Frag das nächste mal, bevor Du kaufst. Nutz das Power Zone und gut ist. 



Shurkien schrieb:


> Ein weiteres Problem ist, dass das Netzteil bei BeQuiet! direkt bestellt worden ist


Dazu gibt es doch sicherlich einen Mailverkehr, der wird auch die Rechnung enthalten

Viel Erfolg bei der Reklamation


----------



## Threshold (20. September 2015)

Shurkien schrieb:


> Gerade weil hier im Thread auch viel disktutiert wird, ist das Netzteilnwirklich SO schlecht?



Das Power Zone ist ein preiswertes E10 mit Single statt Multi Rail.


----------



## wagga (23. September 2015)

Ist aber nicht Multirail Singlerail vorzuziehen?
Sind nicht 4x 20 Ampere besser als 1x 80 Ampere?


----------



## the_swiss (23. September 2015)

wagga schrieb:


> Ist aber nicht Multirail Singlerail vorzuziehen?
> Sind nicht 4x 20 Ampere besser als 1x 80 Ampere?



Doch, das ist so, zumindest nach deutscher (schweizer )Meinung.
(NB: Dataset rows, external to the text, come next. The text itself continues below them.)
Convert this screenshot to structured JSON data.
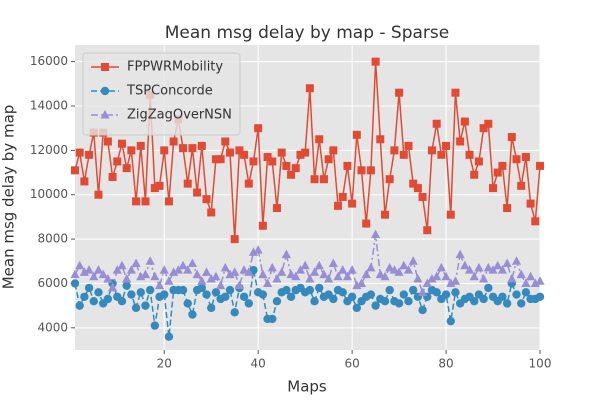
{
  "chart_data": {
    "type": "line",
    "title": "Mean msg delay by map - Sparse",
    "x_label": "Maps",
    "y_label": "Mean msg delay by map",
    "x": [
      1,
      2,
      3,
      4,
      5,
      6,
      7,
      8,
      9,
      10,
      11,
      12,
      13,
      14,
      15,
      16,
      17,
      18,
      19,
      20,
      21,
      22,
      23,
      24,
      25,
      26,
      27,
      28,
      29,
      30,
      31,
      32,
      33,
      34,
      35,
      36,
      37,
      38,
      39,
      40,
      41,
      42,
      43,
      44,
      45,
      46,
      47,
      48,
      49,
      50,
      51,
      52,
      53,
      54,
      55,
      56,
      57,
      58,
      59,
      60,
      61,
      62,
      63,
      64,
      65,
      66,
      67,
      68,
      69,
      70,
      71,
      72,
      73,
      74,
      75,
      76,
      77,
      78,
      79,
      80,
      81,
      82,
      83,
      84,
      85,
      86,
      87,
      88,
      89,
      90,
      91,
      92,
      93,
      94,
      95,
      96,
      97,
      98,
      99,
      100
    ],
    "series": [
      {
        "name": "FPPWRMobility",
        "color": "#E24A33",
        "dash": "none",
        "marker": "square",
        "values": [
          11100,
          11900,
          10600,
          11800,
          12800,
          10000,
          12800,
          12400,
          10800,
          11500,
          12300,
          11200,
          12000,
          9700,
          12200,
          9700,
          14500,
          10300,
          10400,
          12000,
          9700,
          12400,
          13400,
          12100,
          10500,
          12100,
          10100,
          12200,
          9800,
          9200,
          11600,
          11600,
          12400,
          11900,
          8000,
          12000,
          11800,
          10500,
          11500,
          13000,
          8600,
          11700,
          11500,
          9400,
          11900,
          11300,
          10900,
          11200,
          11800,
          11900,
          14800,
          10700,
          12500,
          10700,
          11600,
          12000,
          9500,
          9900,
          11300,
          9600,
          12700,
          11100,
          8700,
          11100,
          16000,
          12500,
          9100,
          10700,
          12000,
          14600,
          11800,
          12200,
          10500,
          10300,
          9900,
          8400,
          12000,
          13200,
          11800,
          12200,
          9100,
          14600,
          12400,
          13300,
          11800,
          10900,
          11500,
          13000,
          13200,
          10300,
          11000,
          11300,
          9400,
          12600,
          11600,
          10400,
          11700,
          9600,
          8800,
          11300
        ]
      },
      {
        "name": "TSPConcorde",
        "color": "#348ABD",
        "dash": "6,3",
        "marker": "circle",
        "values": [
          6000,
          5000,
          5400,
          5800,
          5200,
          5600,
          5100,
          5300,
          6000,
          5400,
          5200,
          5900,
          5500,
          4900,
          5600,
          5000,
          5700,
          4100,
          5400,
          5500,
          3600,
          5700,
          5700,
          5700,
          5100,
          4600,
          5700,
          5800,
          5500,
          4900,
          5600,
          5300,
          5400,
          5700,
          4700,
          5800,
          5400,
          5100,
          6600,
          5600,
          5500,
          4400,
          4400,
          5200,
          5600,
          5700,
          5400,
          5700,
          5800,
          5600,
          5700,
          5200,
          5800,
          5400,
          5500,
          5300,
          5700,
          5600,
          5200,
          5400,
          4900,
          5200,
          5400,
          5500,
          5000,
          5300,
          5200,
          5700,
          5200,
          5100,
          5500,
          5200,
          5700,
          5400,
          4800,
          5400,
          5700,
          5600,
          5300,
          5500,
          4300,
          5600,
          5100,
          5300,
          5400,
          5200,
          5500,
          5300,
          5800,
          5400,
          5200,
          5400,
          5100,
          6000,
          5500,
          5100,
          5600,
          5300,
          5300,
          5400
        ]
      },
      {
        "name": "ZigZagOverNSN",
        "color": "#988ED5",
        "dash": "7,3,2,3",
        "marker": "triangle",
        "values": [
          6400,
          6800,
          6500,
          6600,
          6300,
          6600,
          6400,
          6200,
          5800,
          6600,
          6800,
          6200,
          6600,
          6900,
          6300,
          6400,
          7000,
          6300,
          5900,
          6600,
          6100,
          6500,
          6600,
          6800,
          6600,
          6900,
          6400,
          6100,
          6500,
          6200,
          6300,
          5900,
          6700,
          6400,
          6500,
          5900,
          6600,
          6500,
          7400,
          7500,
          6400,
          6000,
          6700,
          6200,
          6500,
          7300,
          6400,
          6300,
          6600,
          6800,
          6200,
          6500,
          6800,
          6400,
          6200,
          6900,
          6300,
          6600,
          6300,
          6600,
          5900,
          6000,
          6400,
          6700,
          8200,
          6400,
          6300,
          6700,
          6600,
          6500,
          6800,
          6600,
          7000,
          6200,
          5600,
          6000,
          6200,
          6300,
          6700,
          6300,
          6000,
          6100,
          7300,
          6800,
          6600,
          6300,
          6700,
          6200,
          6700,
          6600,
          6800,
          6600,
          6900,
          6200,
          7000,
          6400,
          6000,
          6300,
          6000,
          6100
        ]
      }
    ],
    "xlim": [
      1,
      100
    ],
    "xticks": [
      20,
      40,
      60,
      80,
      100
    ],
    "ylim": [
      3000,
      16750
    ],
    "yticks": [
      4000,
      6000,
      8000,
      10000,
      12000,
      14000,
      16000
    ],
    "grid": true,
    "legend": "upper left"
  }
}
Wenn 80A durch ein normales PC-Kabel kommt, führt es zu Kabelbrand. In anderen Ländern wird aber mächtig damit geworben, da man damit die volle Leistung auf jeder Leitung abzapfen kann. Deshalb nutzen Extrem-OCer häufig Single-Rail-Netzteile.

Das PowerZone ist trotzdem kein schlechtes Netzteil.


----------